In this article, we want to help you as the CEO of a scale-up find that balance.
The battle of the CEO When do you work in revenue and when are you a manager?
In our growth programs, we rarely see this: CEO’s just out of the start-up phase find the perfect balance between working in and with the business.
What we (always?) see is that the balance is skewed towards one of the following situations.
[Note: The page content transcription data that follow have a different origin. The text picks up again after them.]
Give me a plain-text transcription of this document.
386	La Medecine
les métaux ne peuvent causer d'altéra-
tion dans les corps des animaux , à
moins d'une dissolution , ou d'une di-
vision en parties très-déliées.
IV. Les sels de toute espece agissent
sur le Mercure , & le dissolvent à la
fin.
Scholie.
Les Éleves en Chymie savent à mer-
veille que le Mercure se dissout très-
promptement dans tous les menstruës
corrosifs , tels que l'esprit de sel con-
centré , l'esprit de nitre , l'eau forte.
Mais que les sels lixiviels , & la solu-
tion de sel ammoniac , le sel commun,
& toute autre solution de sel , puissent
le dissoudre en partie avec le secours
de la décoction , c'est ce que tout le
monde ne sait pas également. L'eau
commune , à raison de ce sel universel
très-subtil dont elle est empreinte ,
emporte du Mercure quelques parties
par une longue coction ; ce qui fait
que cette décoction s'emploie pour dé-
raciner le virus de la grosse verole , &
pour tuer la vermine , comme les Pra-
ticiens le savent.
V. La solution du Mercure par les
Situation 1: The CEO wants to be too much of a scale-up entrepreneur. He removes himself from all sales activities and is no longer involved in project execution. In other words, he has become a leader and is primarily concerned with strategic choices, (personal) branding, keeping an eye on the numbers and managing his leadership team.
Situation 2: The CEO wants to be too much of a start-up entrepreneur. He can’t let go of his old mindset: He wants to be involved in too many sales processes, he is still the (micro)manager of execution and wants to launch a new product every six months (or change current products).
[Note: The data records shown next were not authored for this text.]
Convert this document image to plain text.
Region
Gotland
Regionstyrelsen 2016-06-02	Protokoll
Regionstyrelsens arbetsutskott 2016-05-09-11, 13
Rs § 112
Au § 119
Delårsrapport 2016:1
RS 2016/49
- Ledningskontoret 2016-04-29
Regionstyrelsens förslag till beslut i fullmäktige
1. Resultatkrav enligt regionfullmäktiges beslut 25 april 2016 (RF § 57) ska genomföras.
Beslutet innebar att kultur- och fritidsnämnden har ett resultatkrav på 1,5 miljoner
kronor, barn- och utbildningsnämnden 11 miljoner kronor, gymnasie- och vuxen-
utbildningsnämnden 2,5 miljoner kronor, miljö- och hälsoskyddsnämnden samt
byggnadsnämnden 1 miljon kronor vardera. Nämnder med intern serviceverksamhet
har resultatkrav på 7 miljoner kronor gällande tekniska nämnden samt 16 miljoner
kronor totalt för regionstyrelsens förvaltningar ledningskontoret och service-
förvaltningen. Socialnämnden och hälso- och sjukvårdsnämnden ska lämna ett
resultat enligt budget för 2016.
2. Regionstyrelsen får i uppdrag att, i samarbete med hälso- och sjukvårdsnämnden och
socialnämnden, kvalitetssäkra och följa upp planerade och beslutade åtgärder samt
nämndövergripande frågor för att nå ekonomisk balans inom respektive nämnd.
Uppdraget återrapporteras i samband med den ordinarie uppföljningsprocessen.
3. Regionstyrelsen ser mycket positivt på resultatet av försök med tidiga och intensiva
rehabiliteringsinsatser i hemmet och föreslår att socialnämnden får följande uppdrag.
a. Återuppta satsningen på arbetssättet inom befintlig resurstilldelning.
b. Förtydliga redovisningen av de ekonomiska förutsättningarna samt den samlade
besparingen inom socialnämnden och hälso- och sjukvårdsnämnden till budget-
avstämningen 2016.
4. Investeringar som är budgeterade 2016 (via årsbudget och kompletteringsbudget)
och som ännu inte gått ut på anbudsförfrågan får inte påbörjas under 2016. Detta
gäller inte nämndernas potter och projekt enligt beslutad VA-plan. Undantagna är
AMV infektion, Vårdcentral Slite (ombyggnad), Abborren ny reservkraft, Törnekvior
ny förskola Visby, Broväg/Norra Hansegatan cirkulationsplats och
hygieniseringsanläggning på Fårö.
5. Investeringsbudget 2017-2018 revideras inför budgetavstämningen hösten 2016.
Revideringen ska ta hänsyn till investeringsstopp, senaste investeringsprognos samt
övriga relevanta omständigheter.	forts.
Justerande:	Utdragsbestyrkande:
Both situations are not ideal when you’re in a growth phase with 10-50 employees. If the company grows further, situation 1 is sustainable, but situation 2 is definitely not any more.
If you want a balance between situations 1 and 2, you need to consciously choose what your ideal CEO balance is. When you do, you’re not only paying attention to what’s good for you, but more importantly: What’s good for my business now and in the future?
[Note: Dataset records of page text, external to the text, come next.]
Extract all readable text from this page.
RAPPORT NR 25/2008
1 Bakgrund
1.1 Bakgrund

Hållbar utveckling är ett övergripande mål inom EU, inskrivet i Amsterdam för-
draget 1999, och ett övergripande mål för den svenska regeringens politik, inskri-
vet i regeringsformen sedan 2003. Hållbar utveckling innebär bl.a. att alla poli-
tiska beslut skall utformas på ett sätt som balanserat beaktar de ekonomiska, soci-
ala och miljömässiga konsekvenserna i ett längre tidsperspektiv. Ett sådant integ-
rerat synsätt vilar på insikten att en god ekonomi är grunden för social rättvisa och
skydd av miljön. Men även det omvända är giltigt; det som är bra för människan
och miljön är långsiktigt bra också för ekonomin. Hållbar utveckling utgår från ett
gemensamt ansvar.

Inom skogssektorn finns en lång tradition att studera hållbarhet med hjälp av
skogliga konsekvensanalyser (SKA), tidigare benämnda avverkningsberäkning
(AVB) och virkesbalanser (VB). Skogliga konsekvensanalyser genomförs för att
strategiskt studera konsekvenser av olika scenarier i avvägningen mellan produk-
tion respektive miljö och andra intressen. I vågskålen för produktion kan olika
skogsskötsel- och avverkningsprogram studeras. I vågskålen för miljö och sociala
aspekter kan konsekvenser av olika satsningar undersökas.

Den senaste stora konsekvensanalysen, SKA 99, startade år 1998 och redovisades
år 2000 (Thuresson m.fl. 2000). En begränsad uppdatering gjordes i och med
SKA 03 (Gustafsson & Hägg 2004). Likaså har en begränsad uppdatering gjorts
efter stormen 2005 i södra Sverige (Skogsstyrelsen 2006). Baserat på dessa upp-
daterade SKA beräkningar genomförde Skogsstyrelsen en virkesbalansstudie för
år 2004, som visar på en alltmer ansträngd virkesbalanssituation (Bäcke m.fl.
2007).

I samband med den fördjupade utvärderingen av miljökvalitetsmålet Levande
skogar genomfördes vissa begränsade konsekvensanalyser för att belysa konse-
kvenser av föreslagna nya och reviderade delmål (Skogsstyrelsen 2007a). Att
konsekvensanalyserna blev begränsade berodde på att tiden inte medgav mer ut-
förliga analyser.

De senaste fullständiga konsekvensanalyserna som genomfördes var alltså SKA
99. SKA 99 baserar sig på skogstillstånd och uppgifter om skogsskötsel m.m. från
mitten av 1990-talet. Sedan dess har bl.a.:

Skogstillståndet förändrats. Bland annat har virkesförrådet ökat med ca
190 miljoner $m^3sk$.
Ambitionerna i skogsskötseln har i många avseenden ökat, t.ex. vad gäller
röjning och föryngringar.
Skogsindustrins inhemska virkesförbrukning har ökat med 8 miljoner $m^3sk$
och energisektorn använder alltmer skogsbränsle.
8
Tip 1: Determine your highest value.
This concept comes from the book ‘Essentialism’, where author McKeown talks about your ‘Highest Point of Contribution’ – and that you should always look after it.
As CEO, you need to figure out what your superpower is that you’ve used to bring the company this far. Also, find out what it is that still gives you the most energy right now. For many CEO’s, it often lies within one of the following sub-areas: product development, sales, marketing.
Tip 2: Determine your minimum and maximum added value in this.
In some scale-ups, the CEO still has ultimate responsibility for a specific sub-area. For example, they are CEO AND commercial directors. We recommend this up to a certain organization size: After that, you can no longer perform a dual role. Then you need to choose what your minimum and maximum value is within this sub-range. At the end of the day, your business needs an engaged leader.
Do you really not want to let go of this subspace? If that’s the case, it’s a good idea to look for a new CEO so you can (for example) continue in the role of commercial director.
Tip 3: Protect your value.
Do you stay involved in specific sales processes and/or specific execution projects? So cherish this value or give it up. Let everyone in the company know that you work in your business at predetermined times of the day so you don’t get distracted by ad hoc issues and firefighting.
Tip 4: Select your endpoint.
We discussed it in tip 2 and will come back to it here: At some point in your scale-up growth, there comes a crucial decision-making moment where you need to be a committed CEO of your scale-up. This means: No distractions from the work of your business. For many CEO’s, this is where they drop out and get bought out. The fun is over for them when they can no longer sell or when they can no longer complete projects.
Therefore, you need to decide in advance what and when your end point will be. Find an experienced executive coach for this, who will help you (using personality analysis) to find your ideal role. Chances are you’ll be deeply unhappy in a dedicated CEO role.
Ps. We see this in our customers: The companies that grow most successfully from 7 to 75 million Danish kroner in revenue have CEO’s who are still billable until a late (organizational) age. By this we don’t mean traditional hourly billing, but rather: Earning money by also working in the company every week. This could be being involved in the sale of major projects or being involved in the execution of major projects. In short, this CEO continues to work on his company’s revenue growth. And is often still the driving force behind this. It also works extremely well in terms of performance culture – because it also sets the tone for the rest of the company (we need to grow and everyone is working on it).